A few years later, he outdid even that for unsuitable preparation. Ahead of a match with Nadal in the second round at Wimbledon in 2019, after he had beaten the Spaniard in an ill-tempered encounter in Acapulco earlier that year, Kyrgios spent most of the night at a nearby pub, leaving at 4 a.m. Nadal had said in Mexico that the Australian lacked respect for his opponent, the crowd and his own talent.
Wimbledon this year saw a more serious Kyrgios while the obnoxious one was on display as well. Tellingly, he said he had concentrated on going to bed early and had not allowed himself a beer, which from any other player might have seemed like stating the obvious in terms of preparation. In his third-round match with the Greek Stefanos Tsitsipas, he set out to bait his opponent and succeeded spectacularly.
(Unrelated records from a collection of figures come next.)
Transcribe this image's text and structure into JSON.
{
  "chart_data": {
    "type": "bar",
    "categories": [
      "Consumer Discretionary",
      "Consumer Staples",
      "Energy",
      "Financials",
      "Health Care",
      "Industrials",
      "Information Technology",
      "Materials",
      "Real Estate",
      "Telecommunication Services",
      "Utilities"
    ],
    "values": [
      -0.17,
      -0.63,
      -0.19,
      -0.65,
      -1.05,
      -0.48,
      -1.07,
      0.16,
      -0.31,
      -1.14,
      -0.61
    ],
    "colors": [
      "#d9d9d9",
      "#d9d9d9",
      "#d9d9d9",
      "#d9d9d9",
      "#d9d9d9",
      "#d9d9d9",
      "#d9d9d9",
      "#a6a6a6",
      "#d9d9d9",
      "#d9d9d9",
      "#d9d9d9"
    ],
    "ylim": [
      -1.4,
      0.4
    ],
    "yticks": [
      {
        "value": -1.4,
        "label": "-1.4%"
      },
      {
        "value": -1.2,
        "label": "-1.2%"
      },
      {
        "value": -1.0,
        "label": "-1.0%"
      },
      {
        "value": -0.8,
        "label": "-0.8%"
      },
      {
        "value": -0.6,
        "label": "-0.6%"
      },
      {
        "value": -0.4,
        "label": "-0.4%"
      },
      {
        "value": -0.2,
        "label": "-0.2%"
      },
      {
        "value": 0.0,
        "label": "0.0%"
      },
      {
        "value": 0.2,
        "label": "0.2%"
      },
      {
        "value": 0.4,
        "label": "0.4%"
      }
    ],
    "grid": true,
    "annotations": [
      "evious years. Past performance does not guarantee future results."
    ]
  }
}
After the Greek fourth seed hit a ball into the crowd in temper, Kyrgios launched into a tirade against the umpire for not defaulting his opponent. (At the Australian Open this year, he smacked a ball into the stands so hard that a small boy struck by it began crying, prompting Kyrgios to gift him a racket to loud cheers from the crowd.)
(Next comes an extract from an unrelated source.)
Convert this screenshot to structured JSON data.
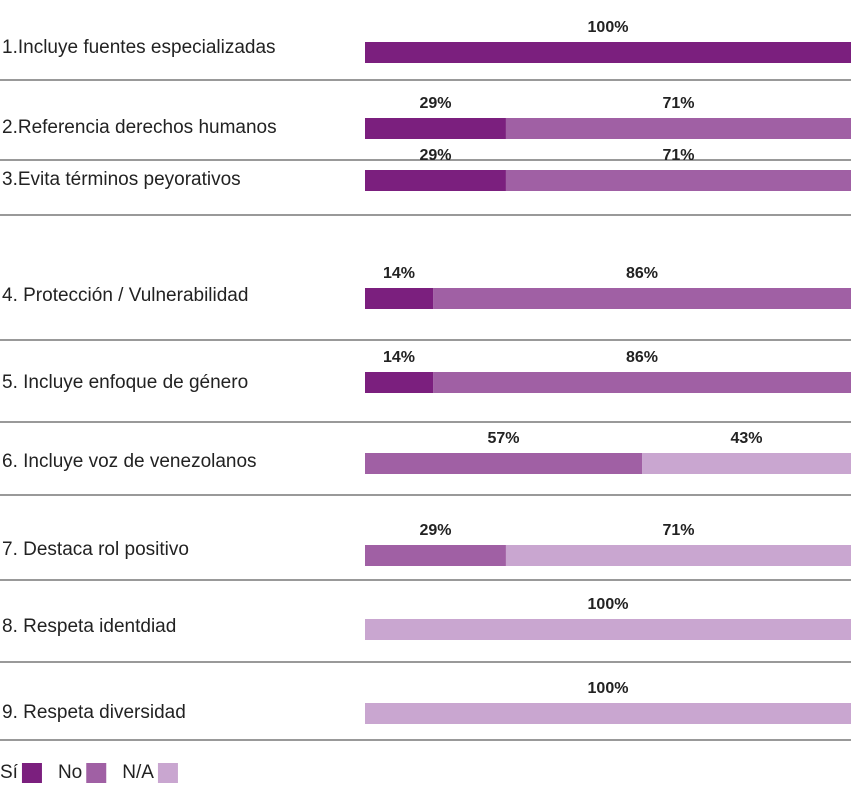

Kyrgios began his Wimbledon final on Sunday in sparkling form but even such a setting did little to douse his desire to show he was still just having fun, even if it meant losing the point by using his frivolous underarm serve. But as good as Djokovic was in retrieving what would have been winners against anyone else, Kyrgios almost stole the show, if not the title. His serve was as explosive as ever, his volleys so delicate they seemed a throwback to another era. He changed direction on his groundstrokes so abruptly and so fast that he might as well have been playing a video game. After it was over, Djokovic paid rich tribute to Kyrgios as one of the great talents of the sport and said he would be back in a final again. The younger Kyrgios baited Djokovic, calling him a phoney; this year, however, he showed maturity and courage defending the Serb amid the deportation court hearings in Australia. The two have since become good friends. Djokovic charmingly pronounced the relationship “ officially a bromance”.
Along with the rise of Carlos Alcaraz, 19, who beat Nadal and Djokovic in Madrid in May and is now entrenched in the top ten, the question is whether Kyrgios’ lazy, on-again, off-again relationship with tennis might, at last, be turning into a professional pursuit, but this may be wishful thinking. “Are we seeing a more committed and consistent Nick Kyrgios? Who knows”, Steinberger says. “We would all like to think that Kyrgios, at the age of 27, has finally decided that he no longer wishes to squander his enormous talent.”
A brighter future for tennis as the big three age actually depends on it as other Next Gen players such as Tsitsipas and Alexander Zverev are nowhere near as popular as Kyrgios or Alcaraz. Unusually, Kyrgios sounds as if he enjoyed committing to the sport he plays so well after his fairy-tale fortnight. “I look back at it and I'm just like, ‘How am I here? How am I here?’ You know, it's pretty cool,” he said after the final.
For the Australian, being cool has always been the ultimate ambition. If training seriously and concentrating harder mean more "cool" wins as it did at Wimbledon, he --and tennis -- could have the best of both worlds.
Rahul Jacob was the travel, food and drink editor for the Financial Times in London and is the author of Right Of Passage, a collection of travel essays.